Page:Revue des Deux Mondes - 1844 - tome 6.djvu/58

La bibliothèque libre.
Cette page a été validée par deux contributeurs.
52
REVUE DES DEUX MONDES.

la docilité absolue de ce monarque dans toutes les questions de paix ou de guerre européenne. Le plan de la cour de Madrid était d’enchaîner le pape futur par la promesse écrite et signée d’abolir l’ordre des jésuites ; elle invoquait l’antique exemple de Clément V et des templiers. L’élection du candidat était à ce prix. Pressé par d’Aubeterre de prévenir les vœux de Charles III, Bernis recula ; sa conscience était alarmée ; il déclara une telle entreprise non-seulement impraticable, mais inutile.

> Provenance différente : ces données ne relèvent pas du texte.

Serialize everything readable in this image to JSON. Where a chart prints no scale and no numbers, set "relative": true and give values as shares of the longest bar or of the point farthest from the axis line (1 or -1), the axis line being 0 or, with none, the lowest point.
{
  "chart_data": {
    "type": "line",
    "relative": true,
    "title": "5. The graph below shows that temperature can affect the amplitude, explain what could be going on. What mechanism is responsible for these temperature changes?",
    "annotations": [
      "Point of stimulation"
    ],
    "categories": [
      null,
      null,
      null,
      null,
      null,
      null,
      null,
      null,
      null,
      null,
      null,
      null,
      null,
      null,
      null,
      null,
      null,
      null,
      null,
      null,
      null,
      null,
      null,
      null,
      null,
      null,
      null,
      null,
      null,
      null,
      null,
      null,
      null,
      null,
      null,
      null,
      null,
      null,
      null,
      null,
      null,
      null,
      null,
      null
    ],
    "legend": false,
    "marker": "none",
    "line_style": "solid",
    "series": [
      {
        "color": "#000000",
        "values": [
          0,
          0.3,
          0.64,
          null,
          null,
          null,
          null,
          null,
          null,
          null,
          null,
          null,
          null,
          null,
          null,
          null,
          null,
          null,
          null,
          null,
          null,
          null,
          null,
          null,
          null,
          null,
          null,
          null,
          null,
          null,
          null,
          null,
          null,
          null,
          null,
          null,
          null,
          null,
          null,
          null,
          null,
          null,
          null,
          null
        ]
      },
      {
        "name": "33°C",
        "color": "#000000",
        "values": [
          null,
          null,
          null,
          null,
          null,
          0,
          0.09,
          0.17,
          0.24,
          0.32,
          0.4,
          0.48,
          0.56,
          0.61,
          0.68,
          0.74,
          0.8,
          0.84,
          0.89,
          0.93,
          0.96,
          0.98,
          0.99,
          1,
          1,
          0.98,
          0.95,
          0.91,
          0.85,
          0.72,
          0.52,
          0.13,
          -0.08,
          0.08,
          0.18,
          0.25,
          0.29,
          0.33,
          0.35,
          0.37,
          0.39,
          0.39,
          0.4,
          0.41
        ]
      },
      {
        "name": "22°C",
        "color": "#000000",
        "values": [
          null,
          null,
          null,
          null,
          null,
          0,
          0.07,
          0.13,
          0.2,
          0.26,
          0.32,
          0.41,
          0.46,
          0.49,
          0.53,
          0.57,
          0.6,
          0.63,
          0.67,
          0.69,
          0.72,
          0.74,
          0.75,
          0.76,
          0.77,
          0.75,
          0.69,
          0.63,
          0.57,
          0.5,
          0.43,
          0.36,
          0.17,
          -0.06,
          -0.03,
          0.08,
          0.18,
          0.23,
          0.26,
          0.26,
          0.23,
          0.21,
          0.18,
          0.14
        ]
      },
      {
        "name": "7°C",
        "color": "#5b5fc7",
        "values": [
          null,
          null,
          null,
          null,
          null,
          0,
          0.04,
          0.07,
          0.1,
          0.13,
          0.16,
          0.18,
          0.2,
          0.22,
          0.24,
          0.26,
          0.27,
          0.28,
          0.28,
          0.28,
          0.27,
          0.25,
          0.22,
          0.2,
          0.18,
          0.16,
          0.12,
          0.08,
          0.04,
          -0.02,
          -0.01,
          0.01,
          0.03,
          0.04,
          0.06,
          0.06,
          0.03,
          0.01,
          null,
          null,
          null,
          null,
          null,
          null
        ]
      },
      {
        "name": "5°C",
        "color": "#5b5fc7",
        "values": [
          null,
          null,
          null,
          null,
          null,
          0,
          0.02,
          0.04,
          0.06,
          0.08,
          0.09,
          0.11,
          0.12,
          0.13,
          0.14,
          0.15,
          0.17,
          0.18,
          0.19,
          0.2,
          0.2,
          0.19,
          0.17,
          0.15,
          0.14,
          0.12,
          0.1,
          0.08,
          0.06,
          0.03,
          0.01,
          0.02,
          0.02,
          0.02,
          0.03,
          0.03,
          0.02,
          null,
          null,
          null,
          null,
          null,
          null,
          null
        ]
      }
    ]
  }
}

Selon lui, rien ne garantissait l’exécution d’un pareil engagement ; le cardinal capable de signer d’avance un tel marché déshonorerait son pontificat futur, parce qu’à la fin tout devient public. D’Aubeterre, ambassadeur de France, le prélat Azpurù, ministre d’Espagne, s’efforcèrent en vain de vaincre ses scrupules ; ils lui déclarèrent que leur projet avait obtenu l’approbation des casuistes les plus éclairés : Bernis, frappé de leur insistance, ne voulut pas s’attirer leur inimitié ; il promit de réfléchir, de consulter quelque canoniste consommé, quelqu’une des lumières du sacré collége, et il nomma le cardinal Ganganelli.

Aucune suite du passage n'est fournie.